Blue Valentine
The Working Horse, October 2002
Blue Valentine was Red Man's most prolific son.
Blue Valentine passed on his sire's legacy of usability and functional conformation to the Merritt Horses of Wyoming. Hyde Merritt horses were popular with ropers for 25 years and the breeding is still found in many remudas in Texas, Oklahoma, Wyoming, and Nebraska.
Blue Valentine's sire Red Man was a well-known sire of top ranch mounts throughout the Arizona cattle country. During the 1940's and 50's, the majority of usin' horse men were more interested in what an individual animal could do under saddle. The Red Man foals could do the job, out on the ranch, in the rodeo arena, and stayed sound while doing it.
Red Man's foals earned 80 race wins, 18 stakes winners, earning a total of $28,848 back in the days when purses were low. He sired 15 Race ROM earners.
Red Man had a long hip, was tremendously deep through the heart girth, had withers that would hold a saddle and lots of bone. As a sire he passed that size and bone, athletic ability, roan color and good black feet on to most of his line. He was quick out of the box, could really "blow up on one" and after the catch was made and the slack rope pitched away, stop and get back. Red Man took to the event like a "duck takes to water", carrying on the tradition of the Hancocks as rope horses.

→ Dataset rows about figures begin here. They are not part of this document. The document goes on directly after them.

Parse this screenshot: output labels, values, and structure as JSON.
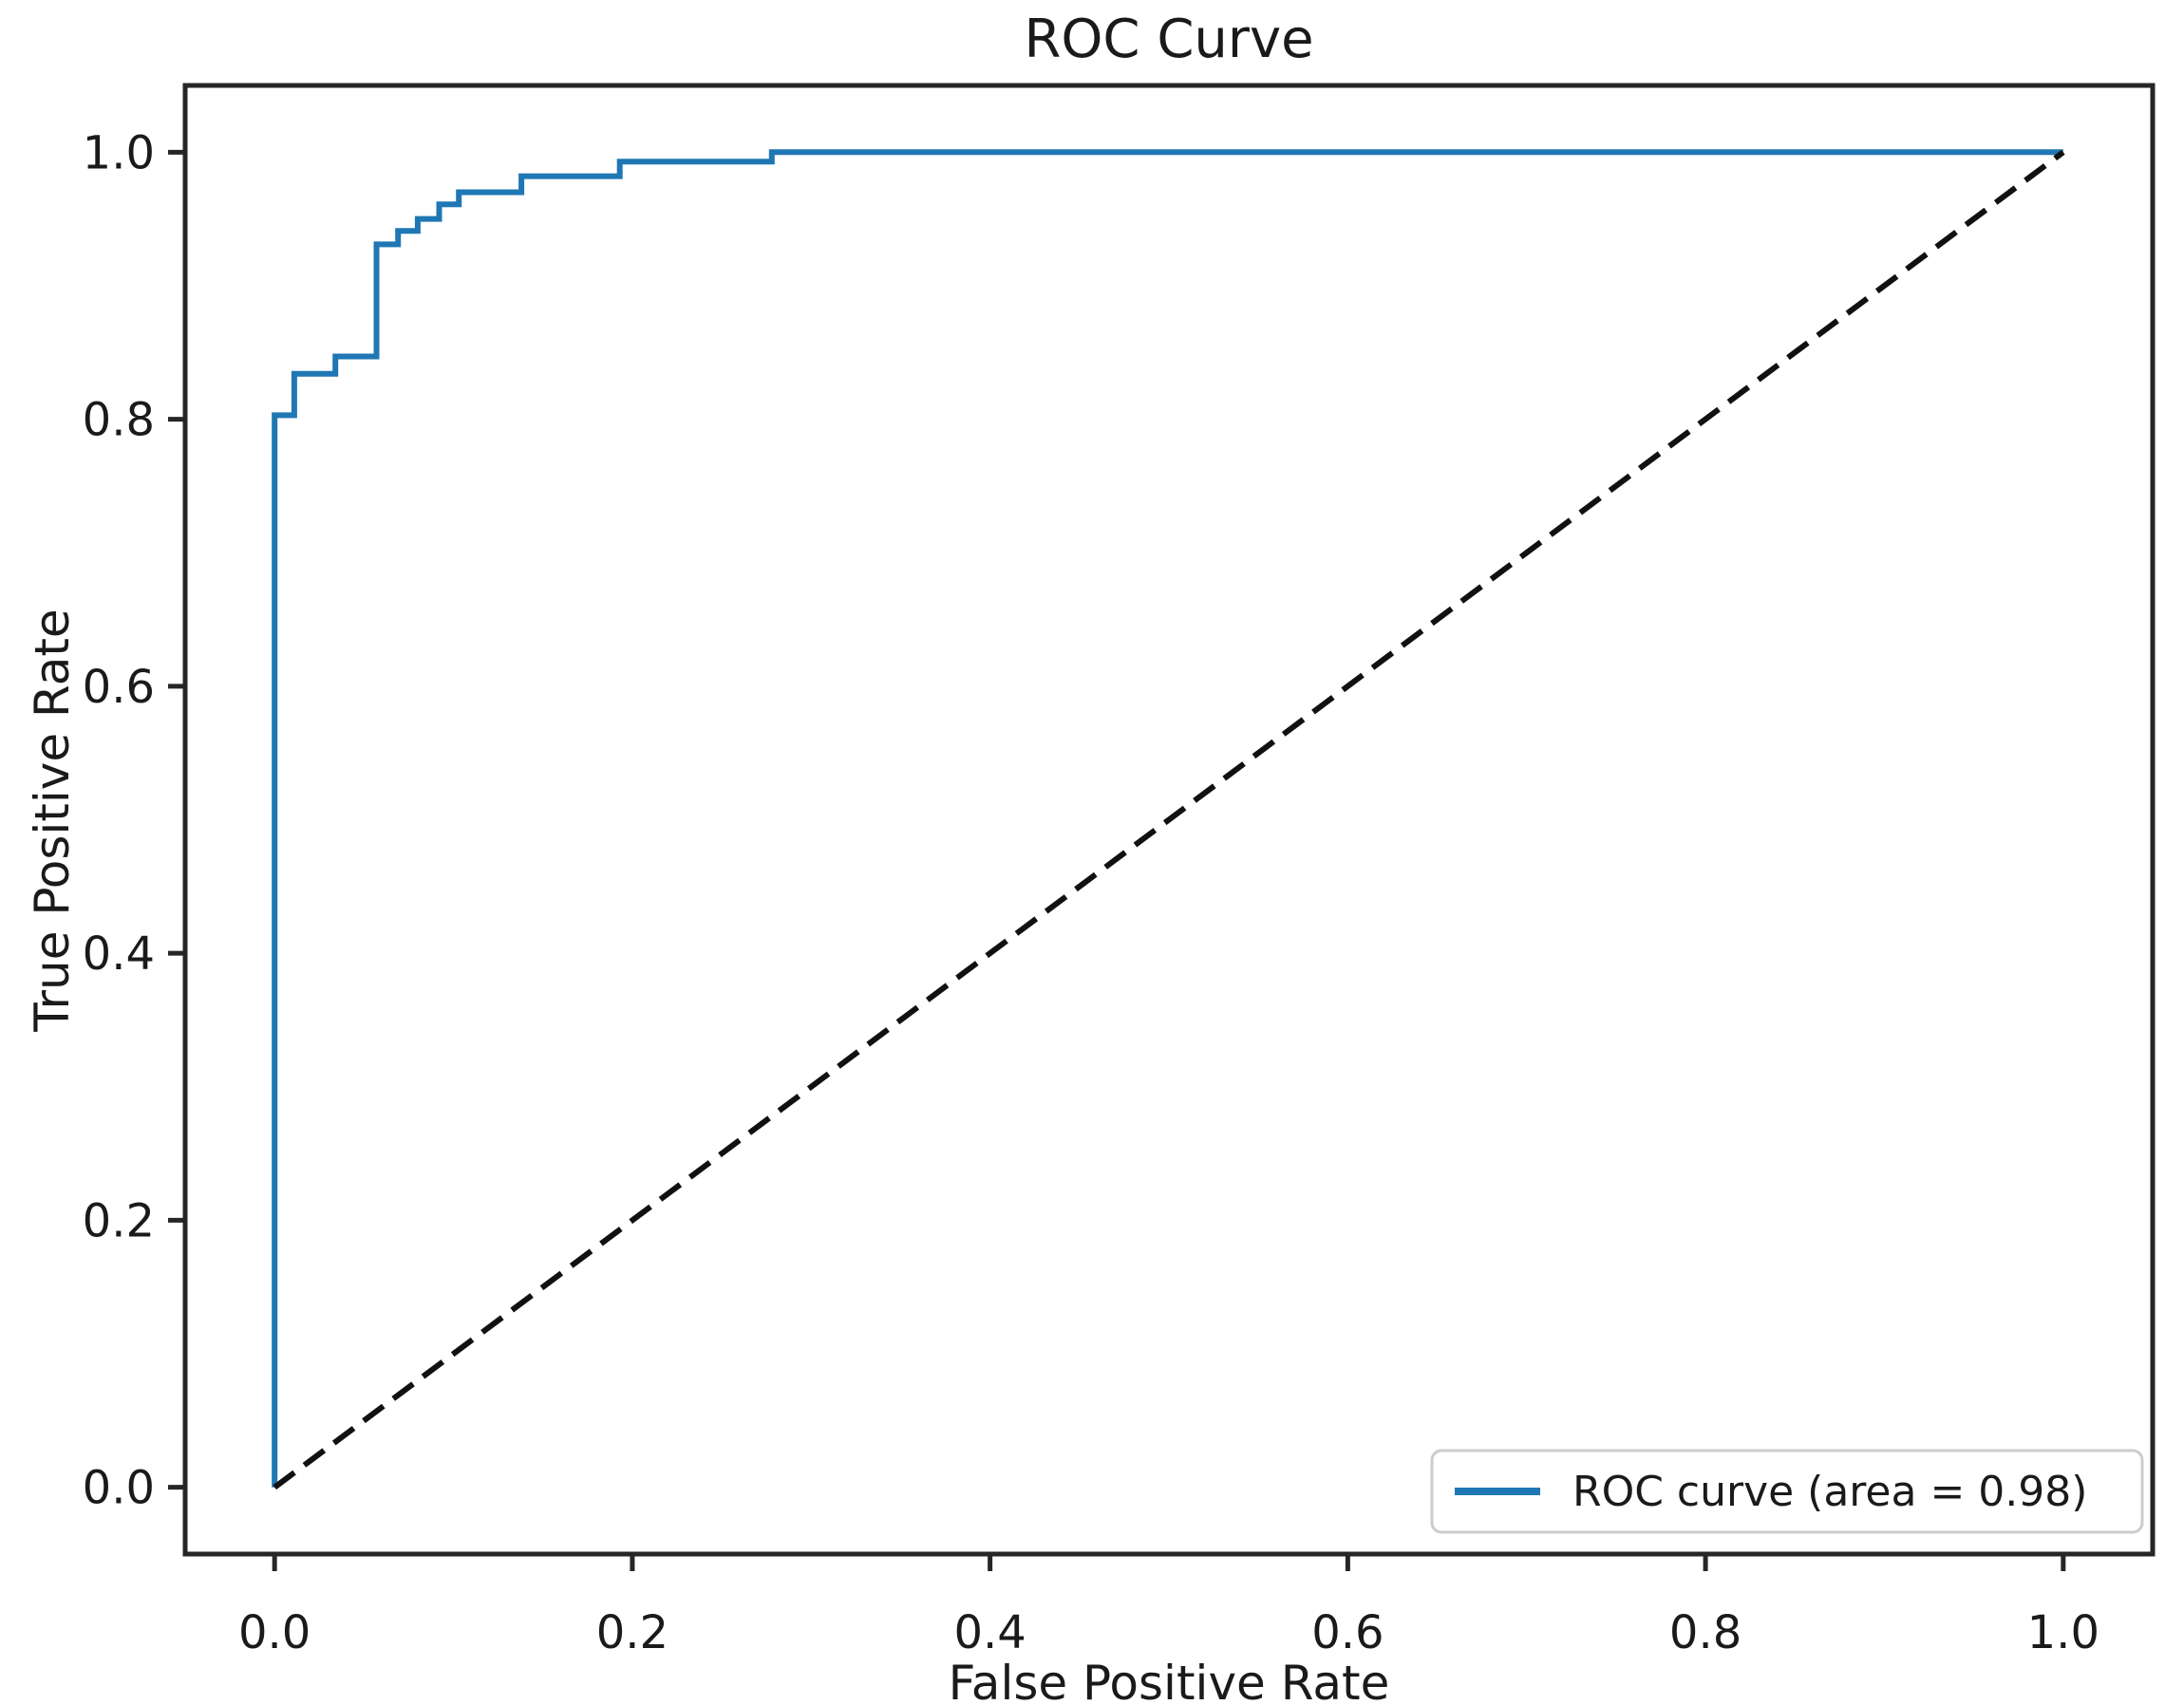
{
  "chart_data": {
    "type": "line",
    "title": "ROC Curve",
    "xlabel": "False Positive Rate",
    "ylabel": "True Positive Rate",
    "xlim": [
      -0.05,
      1.05
    ],
    "ylim": [
      -0.05,
      1.05
    ],
    "grid": false,
    "x_ticks": [
      0.0,
      0.2,
      0.4,
      0.6,
      0.8,
      1.0
    ],
    "x_tick_labels": [
      "0.0",
      "0.2",
      "0.4",
      "0.6",
      "0.8",
      "1.0"
    ],
    "y_ticks": [
      0.0,
      0.2,
      0.4,
      0.6,
      0.8,
      1.0
    ],
    "y_tick_labels": [
      "0.0",
      "0.2",
      "0.4",
      "0.6",
      "0.8",
      "1.0"
    ],
    "auc": 0.98,
    "legend": {
      "position": "lower right",
      "entries": [
        {
          "label": "ROC curve (area = 0.98)",
          "color": "#1f77b4",
          "style": "solid"
        }
      ]
    },
    "series": [
      {
        "name": "ROC curve (area = 0.98)",
        "color": "#1f77b4",
        "dashed": false,
        "points": [
          [
            0.0,
            0.0
          ],
          [
            0.0,
            0.803
          ],
          [
            0.011,
            0.803
          ],
          [
            0.011,
            0.834
          ],
          [
            0.034,
            0.834
          ],
          [
            0.034,
            0.847
          ],
          [
            0.057,
            0.847
          ],
          [
            0.057,
            0.931
          ],
          [
            0.069,
            0.931
          ],
          [
            0.069,
            0.941
          ],
          [
            0.08,
            0.941
          ],
          [
            0.08,
            0.95
          ],
          [
            0.092,
            0.95
          ],
          [
            0.092,
            0.961
          ],
          [
            0.103,
            0.961
          ],
          [
            0.103,
            0.97
          ],
          [
            0.138,
            0.97
          ],
          [
            0.138,
            0.982
          ],
          [
            0.193,
            0.982
          ],
          [
            0.193,
            0.993
          ],
          [
            0.278,
            0.993
          ],
          [
            0.278,
            1.0
          ],
          [
            1.0,
            1.0
          ]
        ]
      },
      {
        "name": "chance diagonal",
        "color": "#111111",
        "dashed": true,
        "points": [
          [
            0.0,
            0.0
          ],
          [
            1.0,
            1.0
          ]
        ]
      }
    ]
  }
}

Red Man was sired by the legendary Joe Hancock. Joe Hancock showed speed at a young age and before his racing career was over, Joe Hancock was open to the world at any distance from the starting line to three-eighths of a mile. He won his races by being so fast away from the line that the other horse couldn't catch him. There finally came a time when Joe Hancock simply ran out of competition. He stood pat at three-eighths of a mile, but no one wanted to take on the brown stallion.